Соня осмотрелась кругом. Все глядели на нее с такими ужасными, строгими, насмешливыми, ненавистными лицами. Она взглянула на Раскольникова… тот стоял у стены, сложив накрест руки, и огненным взглядом смотрел на нее.

— О господи! — вырвалось у Сони.

— Амалия Ивановна, надо будет дать знать в полицию, а потому покорнейше прошу вас, пошлите покамест за дворником, — тихо и даже ласково проговорил Лужин.

— Гот дер бармгерциге![64] Я так и зналь, что она вороваль! — всплеснула руками Амалия Ивановна.

— Вы так и знали? — подхватил Лужин, — стало быть, уже и прежде имели хотя бы некоторые основания так заключать. Прошу вас, почтеннейшая Амалия Ивановна, запомнить слова ваши, произнесенные, впрочем, при свидетелях.

Со всех сторон поднялся вдруг громкий говор. Все зашевелились.

— Ка-а-к! — вскрикнула вдруг, опомнившись, Катерина Ивановна и — точно сорвалась — бросилась к Лужину, — как! Вы ее в покраже обвиняете? Это Соню-то? Ах, подлецы, подлецы! — И бросившись к Соне, она, как в тисках, обняла ее иссохшими руками.

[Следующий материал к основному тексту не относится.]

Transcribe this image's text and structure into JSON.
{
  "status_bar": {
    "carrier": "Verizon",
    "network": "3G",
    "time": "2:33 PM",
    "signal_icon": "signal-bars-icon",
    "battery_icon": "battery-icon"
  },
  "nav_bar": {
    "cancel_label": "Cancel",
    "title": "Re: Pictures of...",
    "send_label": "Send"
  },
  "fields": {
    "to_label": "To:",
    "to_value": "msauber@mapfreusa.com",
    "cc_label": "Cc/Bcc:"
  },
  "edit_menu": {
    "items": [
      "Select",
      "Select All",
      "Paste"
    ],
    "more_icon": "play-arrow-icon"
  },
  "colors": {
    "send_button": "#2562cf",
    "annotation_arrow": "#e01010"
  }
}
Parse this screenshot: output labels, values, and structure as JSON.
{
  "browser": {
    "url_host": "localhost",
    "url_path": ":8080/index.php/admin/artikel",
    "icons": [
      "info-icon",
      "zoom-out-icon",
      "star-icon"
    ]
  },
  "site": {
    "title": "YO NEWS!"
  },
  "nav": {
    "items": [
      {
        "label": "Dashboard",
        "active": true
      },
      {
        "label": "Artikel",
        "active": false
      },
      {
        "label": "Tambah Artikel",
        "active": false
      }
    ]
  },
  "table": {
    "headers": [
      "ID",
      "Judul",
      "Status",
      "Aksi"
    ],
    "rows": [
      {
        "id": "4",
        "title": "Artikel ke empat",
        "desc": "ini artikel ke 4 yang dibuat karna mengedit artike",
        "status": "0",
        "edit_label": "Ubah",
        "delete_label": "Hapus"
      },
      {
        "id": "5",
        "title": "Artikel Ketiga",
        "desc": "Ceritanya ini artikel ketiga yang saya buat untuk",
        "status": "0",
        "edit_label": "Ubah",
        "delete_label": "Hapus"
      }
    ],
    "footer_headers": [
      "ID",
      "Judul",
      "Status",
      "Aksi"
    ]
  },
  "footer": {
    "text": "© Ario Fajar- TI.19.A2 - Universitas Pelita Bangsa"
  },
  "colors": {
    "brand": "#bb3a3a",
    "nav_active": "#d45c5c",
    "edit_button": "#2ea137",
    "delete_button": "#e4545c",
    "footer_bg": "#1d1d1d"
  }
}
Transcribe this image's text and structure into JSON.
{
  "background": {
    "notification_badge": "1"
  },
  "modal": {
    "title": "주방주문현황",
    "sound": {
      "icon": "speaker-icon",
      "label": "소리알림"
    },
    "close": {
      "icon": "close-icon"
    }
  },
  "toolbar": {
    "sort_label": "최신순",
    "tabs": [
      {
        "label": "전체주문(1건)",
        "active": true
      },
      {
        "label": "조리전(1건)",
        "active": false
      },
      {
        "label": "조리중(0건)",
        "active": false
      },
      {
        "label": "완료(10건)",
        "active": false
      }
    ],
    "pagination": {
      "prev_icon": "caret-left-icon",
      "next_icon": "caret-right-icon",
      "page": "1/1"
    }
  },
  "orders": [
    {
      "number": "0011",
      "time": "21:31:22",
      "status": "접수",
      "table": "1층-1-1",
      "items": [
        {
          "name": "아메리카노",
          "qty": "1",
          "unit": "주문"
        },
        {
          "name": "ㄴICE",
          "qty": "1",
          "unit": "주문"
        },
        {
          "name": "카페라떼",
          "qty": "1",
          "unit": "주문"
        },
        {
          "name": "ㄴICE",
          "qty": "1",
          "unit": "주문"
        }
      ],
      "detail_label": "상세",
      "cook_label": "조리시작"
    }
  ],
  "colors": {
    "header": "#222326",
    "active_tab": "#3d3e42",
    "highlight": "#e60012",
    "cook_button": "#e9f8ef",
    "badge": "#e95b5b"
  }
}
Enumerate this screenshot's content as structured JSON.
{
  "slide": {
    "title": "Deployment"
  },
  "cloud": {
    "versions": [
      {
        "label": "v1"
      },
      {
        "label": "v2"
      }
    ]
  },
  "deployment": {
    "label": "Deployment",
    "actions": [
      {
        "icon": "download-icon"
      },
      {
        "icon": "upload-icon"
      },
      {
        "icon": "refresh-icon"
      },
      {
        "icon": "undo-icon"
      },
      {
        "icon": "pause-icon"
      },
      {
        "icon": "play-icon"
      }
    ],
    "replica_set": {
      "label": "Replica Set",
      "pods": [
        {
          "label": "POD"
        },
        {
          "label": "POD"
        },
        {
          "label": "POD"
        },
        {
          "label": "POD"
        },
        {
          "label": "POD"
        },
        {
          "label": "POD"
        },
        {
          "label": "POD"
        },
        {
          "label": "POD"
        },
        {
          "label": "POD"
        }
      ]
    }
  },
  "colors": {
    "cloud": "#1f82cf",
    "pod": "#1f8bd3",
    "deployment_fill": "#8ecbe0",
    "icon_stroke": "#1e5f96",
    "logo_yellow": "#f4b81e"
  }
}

— Соня! Как ты смела брать от него десять рублей! О, глупая! Подай сюда! Подай сейчас эти десять рублей — вот!

И, выхватив у Сони бумажку, Катерина Ивановна скомкала ее в руках и бросила наотмашь прямо в лицо Лужина. Катышек попал в глаз и отскочил на пол. Амалия Ивановна бросилась поднимать деньги. Петр Петрович рассердился.

— Удержите эту сумасшедшую! — закричал он.

В дверях, в эту минуту, рядом с Лебезятниковым показалось и еще несколько лиц, между которыми выглядывали и обе приезжие дамы.

— Как! Сумасшедшую? Это я-то сумасшедшая? Дур-рак! — взвизгнула Катерина Ивановна. — Сам ты дурак, крючок судейский, низкий человек! Соня, Соня возьмет у него деньги! Это Соня-то воровка! Да она еще тебе даст, дурак! — И Катерина Ивановна истерически захохотала. — Видали ль вы дурака? — бросалась она во все стороны, показывая всем на Лужина. — Как! И ты тоже? — увидала она хозяйку, — и ты туда же, колбасница, подтверждаешь, что она «вороваль», подлая ты прусская куриная нога в кринолине! Ах вы! Ах вы! Да она и из комнаты-то не выходила и, как пришла от тебя, подлеца, тут же рядом подле Родиона Романовича и села!.. Обыщите ее! Коль она никуда не выходила, стало быть, деньги должны быть при ней! Ищи же, ищи, ищи! Только если ты не найдешь, то уж извини, голубчик, ответишь! К государю, к государю, к самому царю побегу, милосердому, в ноги брошусь, сейчас же, сегодня же! я — сирота! Меня пустят! Ты думаешь, не пустят? Врешь, дойду! Дойду-у! Это ты на то, что она кроткая, рассчитывал? Ты на это-то понадеялся? Да я, брат, зато бойкая! Оборвешься! Ищи же! Ищи, ищи, ну, ищи!!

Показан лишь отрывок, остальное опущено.